Exhibit 3.8
NOMINATING/CORPORATE GOVERNANCE COMMITTEE CHARTER
Adopted by the Board of Directors of
DTS, Inc.
February 23, 2006
I. Purpose
The purpose of the Nominating/Corporate Governance Committee (the “Committee”) of the Board of Directors (the “Board”) of DTS, Inc. (the “Company”) is to identify and approve individuals qualified to serve as members of the Board, select director nominees for the next annual meeting of stockholders, evaluate the Board’s performance, develop and recommend to the Board corporate governance guidelines and provide oversight with respect to corporate governance and ethical conduct.
II. Composition
The Committee shall be composed of no less than three directors, as determined by the Board, each of whom shall meet the independence requirements of the Nasdaq National Stock Market.
III. Responsibilities
The Committee is charged by the Board with the responsibility to:
1. Identify individuals qualified to serve as members of the Board and approve all candidates for director to be nominated for election by the stockholders or to be elected by the Board.
2. Recommend to the Board directors for appointment to its committees and, as appropriate, recommend removal of directors from Board committees.
3. Recommend to the Board policies on Board composition and criteria for Board membership and continuation on the Board.
4. Cause to be prepared and recommend to the Board the adoption of corporate governance guidelines and periodically review and recommend changes to the corporate governance guidelines as appropriate.
5. Cause to be prepared and recommend to the Board the adoption of a code of ethics and business conduct and periodically review and recommend changes to the code of ethics and business conduct as appropriate.
6. Review periodically the compliance with and enforcement of the corporate governance guidelines and code of ethics and business conduct by the Company’s senior executives.
7. Recommend to the Board as appropriate and oversee the conduct of any internal investigations of the conduct of senior executives of the Company other than an investigation commenced by the Audit Committee within the scope of the Audit Committee’s responsibilities.
8. Either conduct or oversee and administer an annual evaluation of the performance of the Board and discuss the evaluation with the full Board.
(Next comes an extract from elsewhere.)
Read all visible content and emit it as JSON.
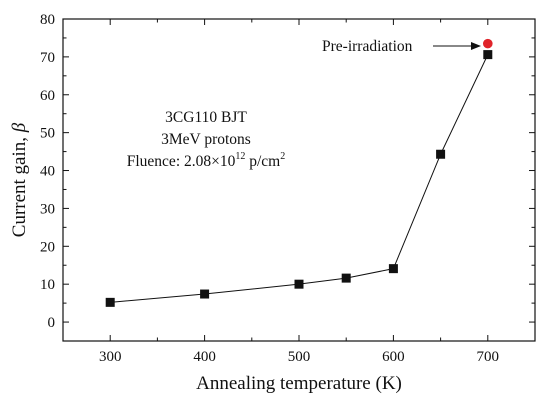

9. Provide minutes of Committee meetings to the Board, and report to the Board on any significant matters arising from the Committee’s work.
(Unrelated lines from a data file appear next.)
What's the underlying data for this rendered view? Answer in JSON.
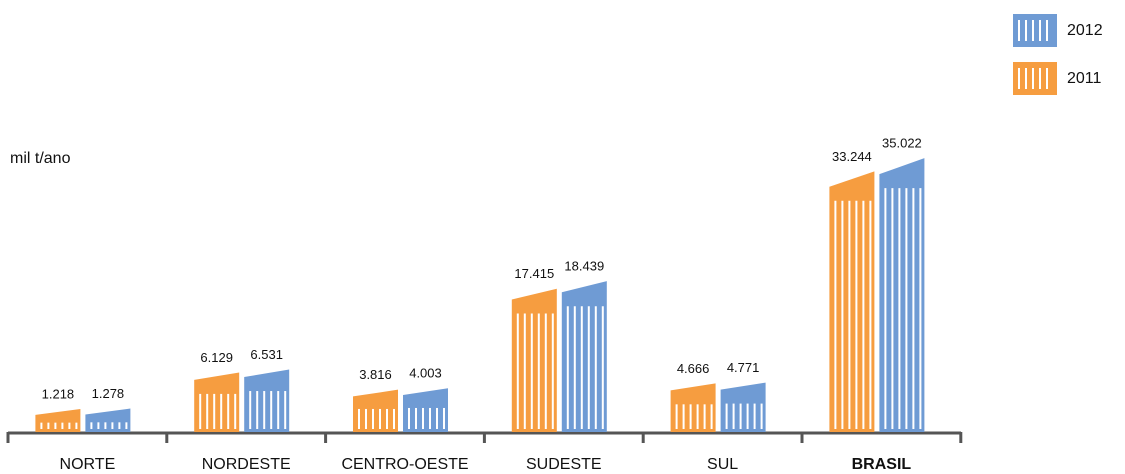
{
  "chart_data": {
    "type": "bar",
    "ylabel": "mil t/ano",
    "categories": [
      "NORTE",
      "NORDESTE",
      "CENTRO-OESTE",
      "SUDESTE",
      "SUL",
      "BRASIL"
    ],
    "series": [
      {
        "name": "2011",
        "color": "#f69d40",
        "values": [
          1218,
          6129,
          3816,
          17415,
          4666,
          33244
        ],
        "value_labels": [
          "1.218",
          "6.129",
          "3.816",
          "17.415",
          "4.666",
          "33.244"
        ]
      },
      {
        "name": "2012",
        "color": "#6f9bd4",
        "values": [
          1278,
          6531,
          4003,
          18439,
          4771,
          35022
        ],
        "value_labels": [
          "1.278",
          "6.531",
          "4.003",
          "18.439",
          "4.771",
          "35.022"
        ]
      }
    ]
  }
}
10. At least annually, review and reassess this Charter and, if appropriate, recommend proposed changes to the Board.
11. Make recommendations to the Board regarding issues of management succession.
IV. Authority
By adopting this Charter, the board of directors delegates to the Committee full authority to:
1. Perform each of the responsibilities of the Nominating Committee described above.
2. Appoint a chair of the Committee, unless a chair is designated by the Board.
3. Engage and terminate search firms, independent counsel and other advisers as the Committee determines necessary to carry out its responsibilities, and approve the fees and other retention terms of such search firms, independent counsel and other advisers. Compensation paid to such parties and related expenses will be borne by the Company and the Company will make appropriate funding available to the Committee for such purposes.
4. Obtain advice and assistance from internal legal or other advisors.